Abstract
Delays in case reporting are common to disease surveillance systems, making it difficult to track diseases in real-time. “Nowcast” approaches attempt to estimate the complete case counts for a given reporting date, using a time series of case reports that is known to be incomplete due to reporting delays. Modeling the reporting delay distribution is a common feature of nowcast approaches. However, many nowcast approaches ignore a crucial feature of infectious disease transmission—that future cases are intrinsically linked to past reported cases—and are optimized to a single application, which may limit generalizability. Here, we present a Bayesian approach, NobBS (Nowcasting by Bayesian Smoothing) capable of producing smooth and accurate nowcasts in multiple disease settings. We test NobBS on dengue in Puerto Rico and influenza-like illness (ILI) in the United States to examine performance and robustness across settings exhibiting a range of common reporting delay characteristics (from stable to time-varying), and compare this approach with a published nowcasting package. We show that introducing a temporal relationship between cases considerably improves performance when the reporting delay distribution is time-varying, and we identify trade-offs in the role of moving windows to accurately capture changes in the delay. We present software implementing this new approach (R package “NobBS”) for widespread application.
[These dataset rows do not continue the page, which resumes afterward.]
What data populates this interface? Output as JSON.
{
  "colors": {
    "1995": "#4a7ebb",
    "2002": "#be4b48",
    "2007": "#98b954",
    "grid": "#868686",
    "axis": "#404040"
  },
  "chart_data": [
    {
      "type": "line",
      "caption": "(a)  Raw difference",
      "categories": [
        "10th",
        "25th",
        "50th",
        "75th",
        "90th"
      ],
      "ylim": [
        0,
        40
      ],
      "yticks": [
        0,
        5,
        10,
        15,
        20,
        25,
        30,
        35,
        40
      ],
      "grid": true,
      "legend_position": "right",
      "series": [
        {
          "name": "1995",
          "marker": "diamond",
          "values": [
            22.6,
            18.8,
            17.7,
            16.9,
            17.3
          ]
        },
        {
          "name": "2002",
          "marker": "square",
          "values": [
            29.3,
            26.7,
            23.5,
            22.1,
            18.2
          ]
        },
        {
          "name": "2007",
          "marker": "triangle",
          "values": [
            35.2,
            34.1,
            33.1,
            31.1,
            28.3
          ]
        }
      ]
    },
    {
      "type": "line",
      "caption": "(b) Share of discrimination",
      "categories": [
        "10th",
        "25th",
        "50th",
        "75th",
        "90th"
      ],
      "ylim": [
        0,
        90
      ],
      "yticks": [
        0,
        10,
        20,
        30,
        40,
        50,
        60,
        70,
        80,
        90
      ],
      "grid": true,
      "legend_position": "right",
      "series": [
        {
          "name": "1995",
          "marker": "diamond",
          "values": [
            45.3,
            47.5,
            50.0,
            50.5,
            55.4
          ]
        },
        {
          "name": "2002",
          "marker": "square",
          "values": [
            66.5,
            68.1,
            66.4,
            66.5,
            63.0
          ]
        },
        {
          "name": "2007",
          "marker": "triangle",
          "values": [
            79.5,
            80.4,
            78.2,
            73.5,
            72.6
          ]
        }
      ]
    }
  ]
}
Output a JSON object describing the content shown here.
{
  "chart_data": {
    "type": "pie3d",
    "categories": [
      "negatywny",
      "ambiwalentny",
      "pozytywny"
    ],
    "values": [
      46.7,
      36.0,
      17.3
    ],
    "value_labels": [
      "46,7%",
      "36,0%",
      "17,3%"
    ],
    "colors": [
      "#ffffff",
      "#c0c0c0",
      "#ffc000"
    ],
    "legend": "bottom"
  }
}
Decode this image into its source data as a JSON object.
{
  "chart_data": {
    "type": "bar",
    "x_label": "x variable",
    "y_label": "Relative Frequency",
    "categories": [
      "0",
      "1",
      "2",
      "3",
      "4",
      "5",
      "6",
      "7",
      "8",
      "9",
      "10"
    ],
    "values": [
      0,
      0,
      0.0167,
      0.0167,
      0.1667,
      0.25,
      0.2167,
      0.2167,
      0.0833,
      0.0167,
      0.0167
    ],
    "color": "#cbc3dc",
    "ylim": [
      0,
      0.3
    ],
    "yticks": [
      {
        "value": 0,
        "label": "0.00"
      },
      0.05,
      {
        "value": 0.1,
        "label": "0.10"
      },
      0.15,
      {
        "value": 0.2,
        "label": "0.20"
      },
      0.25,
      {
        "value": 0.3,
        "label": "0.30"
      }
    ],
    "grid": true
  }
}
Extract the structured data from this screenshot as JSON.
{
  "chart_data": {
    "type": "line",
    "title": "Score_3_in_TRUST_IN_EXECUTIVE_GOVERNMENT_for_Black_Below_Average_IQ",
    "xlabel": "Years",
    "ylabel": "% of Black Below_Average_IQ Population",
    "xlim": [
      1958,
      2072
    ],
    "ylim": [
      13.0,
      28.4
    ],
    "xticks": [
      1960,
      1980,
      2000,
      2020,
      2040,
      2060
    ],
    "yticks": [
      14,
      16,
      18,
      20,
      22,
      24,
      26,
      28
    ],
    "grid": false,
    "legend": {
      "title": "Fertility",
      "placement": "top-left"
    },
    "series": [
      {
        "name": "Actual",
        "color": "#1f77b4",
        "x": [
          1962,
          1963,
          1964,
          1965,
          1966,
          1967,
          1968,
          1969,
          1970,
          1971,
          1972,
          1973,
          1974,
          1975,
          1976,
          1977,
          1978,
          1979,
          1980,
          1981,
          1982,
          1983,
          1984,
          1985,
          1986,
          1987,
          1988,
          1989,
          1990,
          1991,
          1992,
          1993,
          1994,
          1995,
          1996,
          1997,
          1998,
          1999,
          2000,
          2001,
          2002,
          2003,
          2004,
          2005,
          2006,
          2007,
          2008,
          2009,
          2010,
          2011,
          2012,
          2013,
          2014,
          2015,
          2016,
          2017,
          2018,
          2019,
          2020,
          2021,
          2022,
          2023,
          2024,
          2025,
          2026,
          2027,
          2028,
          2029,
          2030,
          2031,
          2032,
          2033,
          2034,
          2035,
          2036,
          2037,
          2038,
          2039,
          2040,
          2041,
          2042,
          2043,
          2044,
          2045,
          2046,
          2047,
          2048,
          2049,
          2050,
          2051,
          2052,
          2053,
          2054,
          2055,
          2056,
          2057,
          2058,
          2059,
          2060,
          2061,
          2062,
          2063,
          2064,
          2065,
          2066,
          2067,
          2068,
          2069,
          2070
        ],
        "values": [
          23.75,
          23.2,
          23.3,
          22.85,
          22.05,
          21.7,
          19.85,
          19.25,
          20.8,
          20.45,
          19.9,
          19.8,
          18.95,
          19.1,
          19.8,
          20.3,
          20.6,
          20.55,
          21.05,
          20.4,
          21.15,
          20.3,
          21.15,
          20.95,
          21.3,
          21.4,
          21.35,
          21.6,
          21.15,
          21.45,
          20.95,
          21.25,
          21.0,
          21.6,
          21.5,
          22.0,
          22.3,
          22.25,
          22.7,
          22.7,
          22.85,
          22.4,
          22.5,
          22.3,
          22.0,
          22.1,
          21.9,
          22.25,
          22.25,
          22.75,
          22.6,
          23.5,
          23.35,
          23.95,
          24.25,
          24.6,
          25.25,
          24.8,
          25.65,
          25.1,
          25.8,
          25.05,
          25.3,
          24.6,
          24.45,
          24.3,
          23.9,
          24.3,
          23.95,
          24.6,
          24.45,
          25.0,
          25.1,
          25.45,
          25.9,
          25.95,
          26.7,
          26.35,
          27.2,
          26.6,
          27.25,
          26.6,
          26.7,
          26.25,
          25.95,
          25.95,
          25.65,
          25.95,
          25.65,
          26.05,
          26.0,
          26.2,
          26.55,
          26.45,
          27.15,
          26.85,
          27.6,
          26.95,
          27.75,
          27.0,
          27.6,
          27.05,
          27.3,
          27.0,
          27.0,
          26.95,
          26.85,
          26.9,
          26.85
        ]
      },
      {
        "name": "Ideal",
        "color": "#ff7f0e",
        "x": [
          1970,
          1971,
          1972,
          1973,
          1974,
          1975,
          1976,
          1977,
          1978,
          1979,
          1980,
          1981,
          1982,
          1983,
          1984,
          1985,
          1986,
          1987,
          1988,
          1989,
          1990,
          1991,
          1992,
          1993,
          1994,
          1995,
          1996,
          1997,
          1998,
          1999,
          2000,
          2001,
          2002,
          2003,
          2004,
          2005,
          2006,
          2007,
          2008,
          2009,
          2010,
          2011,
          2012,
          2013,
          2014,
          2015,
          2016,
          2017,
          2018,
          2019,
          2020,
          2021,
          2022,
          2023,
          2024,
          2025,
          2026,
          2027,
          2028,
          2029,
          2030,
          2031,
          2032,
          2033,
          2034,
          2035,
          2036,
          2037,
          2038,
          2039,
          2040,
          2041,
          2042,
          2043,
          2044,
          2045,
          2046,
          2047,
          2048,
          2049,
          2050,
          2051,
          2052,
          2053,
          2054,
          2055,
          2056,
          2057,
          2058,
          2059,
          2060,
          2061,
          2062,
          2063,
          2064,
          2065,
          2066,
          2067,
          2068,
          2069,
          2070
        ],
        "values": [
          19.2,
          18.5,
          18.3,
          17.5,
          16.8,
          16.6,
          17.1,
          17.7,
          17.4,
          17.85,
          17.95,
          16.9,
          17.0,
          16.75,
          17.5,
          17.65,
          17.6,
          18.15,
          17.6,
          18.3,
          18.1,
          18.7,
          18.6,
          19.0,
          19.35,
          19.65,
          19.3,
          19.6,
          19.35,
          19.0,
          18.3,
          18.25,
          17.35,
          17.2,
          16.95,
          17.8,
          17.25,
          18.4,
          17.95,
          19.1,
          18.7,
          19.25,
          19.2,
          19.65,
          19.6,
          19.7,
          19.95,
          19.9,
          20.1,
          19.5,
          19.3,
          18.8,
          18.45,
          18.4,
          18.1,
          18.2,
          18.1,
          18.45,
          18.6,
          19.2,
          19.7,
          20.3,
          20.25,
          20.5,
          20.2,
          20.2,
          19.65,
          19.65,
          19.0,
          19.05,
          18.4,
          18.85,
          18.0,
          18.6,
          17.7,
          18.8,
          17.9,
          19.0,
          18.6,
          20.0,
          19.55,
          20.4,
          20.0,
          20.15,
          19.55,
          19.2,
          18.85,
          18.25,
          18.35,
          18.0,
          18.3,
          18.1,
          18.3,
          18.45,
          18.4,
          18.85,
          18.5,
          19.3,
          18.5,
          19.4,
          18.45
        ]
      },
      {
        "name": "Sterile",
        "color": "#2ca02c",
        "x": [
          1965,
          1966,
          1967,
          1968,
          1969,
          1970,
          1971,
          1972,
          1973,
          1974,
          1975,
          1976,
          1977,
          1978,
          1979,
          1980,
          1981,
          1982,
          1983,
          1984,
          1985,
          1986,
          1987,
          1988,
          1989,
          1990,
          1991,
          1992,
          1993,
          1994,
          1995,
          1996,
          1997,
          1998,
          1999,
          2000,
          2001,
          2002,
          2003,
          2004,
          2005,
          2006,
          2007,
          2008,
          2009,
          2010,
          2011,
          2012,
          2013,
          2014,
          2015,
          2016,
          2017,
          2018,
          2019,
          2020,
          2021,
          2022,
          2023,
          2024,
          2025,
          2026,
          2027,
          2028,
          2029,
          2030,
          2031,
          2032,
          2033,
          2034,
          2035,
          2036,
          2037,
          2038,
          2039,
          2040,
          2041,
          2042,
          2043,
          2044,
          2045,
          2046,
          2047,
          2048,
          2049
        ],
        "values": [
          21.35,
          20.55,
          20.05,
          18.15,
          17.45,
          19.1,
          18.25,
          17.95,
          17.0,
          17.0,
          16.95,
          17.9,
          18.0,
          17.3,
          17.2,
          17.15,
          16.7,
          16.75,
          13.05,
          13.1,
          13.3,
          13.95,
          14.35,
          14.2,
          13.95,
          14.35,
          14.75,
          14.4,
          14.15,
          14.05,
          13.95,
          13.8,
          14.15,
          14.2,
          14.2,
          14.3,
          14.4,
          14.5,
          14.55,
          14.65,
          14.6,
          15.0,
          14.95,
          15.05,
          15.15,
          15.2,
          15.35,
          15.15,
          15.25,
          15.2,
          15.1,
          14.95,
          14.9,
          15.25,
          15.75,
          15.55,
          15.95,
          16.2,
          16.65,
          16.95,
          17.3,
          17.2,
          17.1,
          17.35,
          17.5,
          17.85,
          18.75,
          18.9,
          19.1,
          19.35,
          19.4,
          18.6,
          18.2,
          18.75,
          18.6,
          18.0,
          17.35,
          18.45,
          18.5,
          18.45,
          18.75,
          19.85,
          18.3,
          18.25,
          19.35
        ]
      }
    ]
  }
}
Significance Achieving accurate, real-time estimates of disease activity is challenged by delays in case reporting. However, approaches that seek to estimate cases in spite of reporting delays often do not consider the temporal relationship between cases during an outbreak, nor do they identify characteristics of robust approaches that generalize to a wide range of surveillance contexts with very different reporting delays. Here, we present a smooth Bayesian nowcasting approach that produces accurate estimates that capture the time evolution of the epidemic curve and outperform a previous approach in the literature. We assess the performance for two diseases to identify important features of the reporting delay distribution that contribute to the model’s performance and robustness across surveillance settings.